Isabelle Judet est cavalière, entraîneur et juge international de dressage.
Quel est votre parcours équestre ?
Je suis tombée amoureuse des chevaux lorsque j’étais encore une jeune enfant. Issue d’une famille peu encline à la pratique de l’équitation, j’ai tout de même commencé en club. Mais cette étape a rapidement été interrompue par le déménagement du club loin du domicile familial. À partir de ce moment, j’ai cherché toutes les occasions possibles pour côtoyer les chevaux : avec les gardians en Camargue, chez des amis vivant à proximité et ayant des chevaux au pré sur leur propriété, à l’entraînement aux courses à Maisons-Laffitte… Tout cela a de nouveau été interrompu lorsque je me suis lancée dans des études supérieures.
Grâce à la rencontre de mon futur mari, j’ai repris la pratique du dressage, discipline dans laquelle j’ai fait ma carrière en tant que cavalière professionnelle et entraîneur. En parallèle, j’ai découvert et appris le jugement auprès d’un ami, juge international. Avec mon mari, nous avons fondé une écurie de dressage, impliquant la gestion et le travail des chevaux au quotidien. J’ai ensuite développé mon expérience de juge : depuis 1989, je suis juge international officiel 5* de la Fédération Équestre Internationale (FEI).
Quels sont les principaux principes qui guident votre pratique ?
En tant que cavalière et coach :
Essayer de toujours privilégier l’intégrité physique et mentale du cheval. Ne jamais oublier qu’il est un athlète comme nous, dont l’évolution est comparable à celle d’un humain pratiquant une activité physique. Il faut donc veiller à tous les aspects de son développement physique, de sa croissance, de son entretien musculaire, de son bien-être mental, de son moral, en variant les séances afin qu’il ne se lasse pas. En un mot, l’accompagner en recherchant l’harmonie optimale à l’entraînement, tout en respectant un temps important au pré, dans son environnement naturel.
En tant que juge :
Appliquer les principes de l’équitation classique, résumés dans le règlement de la Fédération Équestre Internationale. Garder mon indépendance et mon intégrité, ne pas subir les pressions de toutes sortes. Ne pas céder aux modes quand elles vont à l’encontre de l’harmonie et du respect du cheval.
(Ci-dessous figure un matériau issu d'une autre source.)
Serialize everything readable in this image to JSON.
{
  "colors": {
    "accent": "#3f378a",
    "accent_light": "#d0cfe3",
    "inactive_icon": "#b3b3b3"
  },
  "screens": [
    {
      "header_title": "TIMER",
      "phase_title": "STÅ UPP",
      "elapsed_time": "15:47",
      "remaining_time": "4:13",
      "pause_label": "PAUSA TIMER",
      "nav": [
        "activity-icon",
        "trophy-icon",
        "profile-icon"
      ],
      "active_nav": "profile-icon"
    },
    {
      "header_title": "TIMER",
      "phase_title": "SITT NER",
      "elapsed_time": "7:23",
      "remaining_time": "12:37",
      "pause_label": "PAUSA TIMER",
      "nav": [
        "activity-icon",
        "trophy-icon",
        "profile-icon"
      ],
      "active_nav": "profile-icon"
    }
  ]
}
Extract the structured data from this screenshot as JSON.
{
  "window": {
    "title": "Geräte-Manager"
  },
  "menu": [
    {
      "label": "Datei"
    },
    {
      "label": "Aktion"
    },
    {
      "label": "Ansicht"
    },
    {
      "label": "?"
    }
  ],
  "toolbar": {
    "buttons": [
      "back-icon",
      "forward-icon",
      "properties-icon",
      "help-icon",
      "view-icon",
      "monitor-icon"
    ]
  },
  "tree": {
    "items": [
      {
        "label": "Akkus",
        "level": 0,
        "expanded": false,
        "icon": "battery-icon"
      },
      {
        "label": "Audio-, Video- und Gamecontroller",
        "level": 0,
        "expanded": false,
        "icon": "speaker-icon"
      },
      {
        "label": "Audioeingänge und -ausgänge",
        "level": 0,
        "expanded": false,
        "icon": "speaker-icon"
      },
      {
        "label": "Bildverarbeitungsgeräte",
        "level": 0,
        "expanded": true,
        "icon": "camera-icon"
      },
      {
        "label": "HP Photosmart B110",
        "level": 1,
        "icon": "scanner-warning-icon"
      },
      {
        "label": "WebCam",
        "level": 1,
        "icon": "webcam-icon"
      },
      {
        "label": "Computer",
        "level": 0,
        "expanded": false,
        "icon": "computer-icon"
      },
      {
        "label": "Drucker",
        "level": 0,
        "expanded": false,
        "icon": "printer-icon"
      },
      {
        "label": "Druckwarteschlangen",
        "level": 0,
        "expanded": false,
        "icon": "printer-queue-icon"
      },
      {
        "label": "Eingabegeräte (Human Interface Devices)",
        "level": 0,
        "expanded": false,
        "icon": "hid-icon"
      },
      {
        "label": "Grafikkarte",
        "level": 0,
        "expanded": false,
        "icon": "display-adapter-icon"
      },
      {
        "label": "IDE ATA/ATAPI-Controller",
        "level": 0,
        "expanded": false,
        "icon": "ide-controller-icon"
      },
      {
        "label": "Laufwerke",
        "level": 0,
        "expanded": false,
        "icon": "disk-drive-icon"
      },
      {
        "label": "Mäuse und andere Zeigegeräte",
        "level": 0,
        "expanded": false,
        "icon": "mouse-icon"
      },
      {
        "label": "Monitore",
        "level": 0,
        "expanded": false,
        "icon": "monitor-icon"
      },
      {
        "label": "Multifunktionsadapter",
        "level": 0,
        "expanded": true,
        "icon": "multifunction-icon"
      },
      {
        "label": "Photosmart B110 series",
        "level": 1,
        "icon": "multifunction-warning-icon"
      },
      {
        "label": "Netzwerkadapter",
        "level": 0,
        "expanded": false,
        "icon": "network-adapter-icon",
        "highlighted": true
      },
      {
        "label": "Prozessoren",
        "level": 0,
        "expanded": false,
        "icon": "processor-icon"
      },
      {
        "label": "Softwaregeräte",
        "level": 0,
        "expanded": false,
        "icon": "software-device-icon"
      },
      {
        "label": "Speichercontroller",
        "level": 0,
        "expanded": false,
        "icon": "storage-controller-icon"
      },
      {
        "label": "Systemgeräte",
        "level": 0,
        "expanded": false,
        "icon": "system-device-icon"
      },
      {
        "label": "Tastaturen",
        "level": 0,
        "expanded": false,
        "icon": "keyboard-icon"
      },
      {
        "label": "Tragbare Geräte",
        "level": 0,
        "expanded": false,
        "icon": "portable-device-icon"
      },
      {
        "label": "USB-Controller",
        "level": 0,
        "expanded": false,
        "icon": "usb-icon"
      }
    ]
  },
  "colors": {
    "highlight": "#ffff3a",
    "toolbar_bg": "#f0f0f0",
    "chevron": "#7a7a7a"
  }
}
Trois conseils que vous donneriez aux autres pratiquants ?
– Choisir un enseignant compétent et respectueux des critères précités.
– Apprendre à être attentif à ce que son cheval exprime et veiller à ne rien négliger pour lui apporter les meilleurs soins lorsque nécessaire.
– Ne rien vouloir obtenir par frustration et par la force. Ne pas exiger de son cheval ce qu’il ne peut pas donner, que ce soit trop tôt ou parce que cela lui est impossible. Accepter de se remettre en question, de revenir en arrière si nécessaire en repartant sur des bases saines, et ne pas chercher à briller au détriment de son cheval.